Senators Patrick Leahy, D-Vt.; Orrin Hatch, R-Utah; and Chuck Grassley, R-Iowa, unveiled the Preventing Real Online Threats to Economic Creativity and Theft of Intellectual Property Act (aka the PROTECT IP Act), a bill that largely resembles the failed Combating Online Infringement and Copyright Act that ran aground in the Senate last year. The bill would empower the U.S. Department of Justice to eliminate domestic websites that host copyright-infringing content.
The Screen Actors Guild and the American Federation of Television and Radio Artists joined four other entertainment unions in issuing a joint statement of support for the new legislation.
"As the Guilds and Unions that represent 400,000 creators, performers and craftspeople who create the multitude of diverse films, television programs and sound recordings that are enjoyed by billions of people around the world, we unequivocally support this bill which, by providing protection for our members' work, clearly shows that our government will not condone or permit the wholesale looting of the American economy and American creativity and ingenuity—regardless of how that looting is disguised on the Internet to fool the American consumer," the unions' statement read.

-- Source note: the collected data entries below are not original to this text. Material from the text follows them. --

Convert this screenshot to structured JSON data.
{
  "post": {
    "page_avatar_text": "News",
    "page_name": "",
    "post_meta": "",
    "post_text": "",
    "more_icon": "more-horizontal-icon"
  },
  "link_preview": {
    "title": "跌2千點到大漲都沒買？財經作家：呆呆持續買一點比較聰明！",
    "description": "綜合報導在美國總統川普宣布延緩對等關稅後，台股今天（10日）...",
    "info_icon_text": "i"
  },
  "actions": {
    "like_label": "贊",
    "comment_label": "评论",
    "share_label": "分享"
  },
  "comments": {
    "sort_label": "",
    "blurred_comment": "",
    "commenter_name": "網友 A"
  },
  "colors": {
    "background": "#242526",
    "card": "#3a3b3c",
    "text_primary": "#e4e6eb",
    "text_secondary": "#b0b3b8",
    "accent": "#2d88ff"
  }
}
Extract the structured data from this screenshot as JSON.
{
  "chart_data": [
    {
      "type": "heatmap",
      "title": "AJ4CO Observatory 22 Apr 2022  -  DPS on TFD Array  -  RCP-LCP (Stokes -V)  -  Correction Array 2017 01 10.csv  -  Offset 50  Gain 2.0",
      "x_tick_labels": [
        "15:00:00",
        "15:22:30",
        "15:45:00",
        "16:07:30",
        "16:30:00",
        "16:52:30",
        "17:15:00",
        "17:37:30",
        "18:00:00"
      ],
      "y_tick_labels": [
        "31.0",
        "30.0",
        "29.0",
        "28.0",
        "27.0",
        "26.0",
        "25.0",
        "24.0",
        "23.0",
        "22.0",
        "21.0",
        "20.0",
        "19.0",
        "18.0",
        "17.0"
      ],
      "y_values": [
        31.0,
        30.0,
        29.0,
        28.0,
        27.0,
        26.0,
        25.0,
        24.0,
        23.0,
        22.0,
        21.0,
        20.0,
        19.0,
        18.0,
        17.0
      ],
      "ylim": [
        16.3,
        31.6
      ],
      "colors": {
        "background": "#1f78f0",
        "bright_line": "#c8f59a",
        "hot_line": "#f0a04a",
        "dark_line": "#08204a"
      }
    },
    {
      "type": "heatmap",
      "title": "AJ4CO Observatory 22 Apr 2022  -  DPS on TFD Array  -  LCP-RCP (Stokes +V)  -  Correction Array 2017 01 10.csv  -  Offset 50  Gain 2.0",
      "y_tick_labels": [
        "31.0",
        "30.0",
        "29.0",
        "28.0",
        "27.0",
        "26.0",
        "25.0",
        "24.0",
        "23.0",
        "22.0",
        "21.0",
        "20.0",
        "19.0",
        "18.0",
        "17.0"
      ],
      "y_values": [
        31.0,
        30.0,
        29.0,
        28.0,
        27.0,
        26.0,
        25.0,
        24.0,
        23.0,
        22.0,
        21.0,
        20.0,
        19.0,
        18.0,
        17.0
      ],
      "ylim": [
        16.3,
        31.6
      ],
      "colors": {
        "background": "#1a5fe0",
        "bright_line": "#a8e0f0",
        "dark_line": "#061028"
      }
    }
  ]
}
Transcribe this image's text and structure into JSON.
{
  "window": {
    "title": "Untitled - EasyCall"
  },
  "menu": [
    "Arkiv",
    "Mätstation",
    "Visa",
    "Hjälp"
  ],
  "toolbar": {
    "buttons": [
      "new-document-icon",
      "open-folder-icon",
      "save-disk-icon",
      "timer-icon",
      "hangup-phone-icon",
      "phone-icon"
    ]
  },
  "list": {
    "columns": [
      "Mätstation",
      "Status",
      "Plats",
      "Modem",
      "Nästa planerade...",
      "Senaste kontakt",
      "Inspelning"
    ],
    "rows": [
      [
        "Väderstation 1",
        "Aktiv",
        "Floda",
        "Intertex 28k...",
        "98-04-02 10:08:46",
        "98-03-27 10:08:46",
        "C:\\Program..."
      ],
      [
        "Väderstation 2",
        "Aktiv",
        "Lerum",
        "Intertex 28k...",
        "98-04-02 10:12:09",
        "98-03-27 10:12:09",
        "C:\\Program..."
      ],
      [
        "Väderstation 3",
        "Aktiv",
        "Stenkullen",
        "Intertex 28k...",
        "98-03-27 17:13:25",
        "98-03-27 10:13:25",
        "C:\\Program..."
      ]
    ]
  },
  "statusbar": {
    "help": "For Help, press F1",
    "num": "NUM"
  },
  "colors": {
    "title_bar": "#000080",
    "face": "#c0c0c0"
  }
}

Digital-rights advocates, however, were quick to condemn the bill, which was drafted to address concerns raised by COICA's Senate opponents. Electronic Frontier Foundation attorney Abigail Phillips, writing at the organization's Deeplinks blog, called the PROTECT IP Act "no improvement" over its predecessor.
"Despite some salient differences... in the new version, we are no less dismayed by this most recent incarnation than we were with last year's draft," Phillips wrote.
COICA last year won unanimous approval from the Senate Judiciary Committee, which Leahy chairs, but the bill was scuttled when Sen. Ron Wyden, D-Ore., placed a hold on it.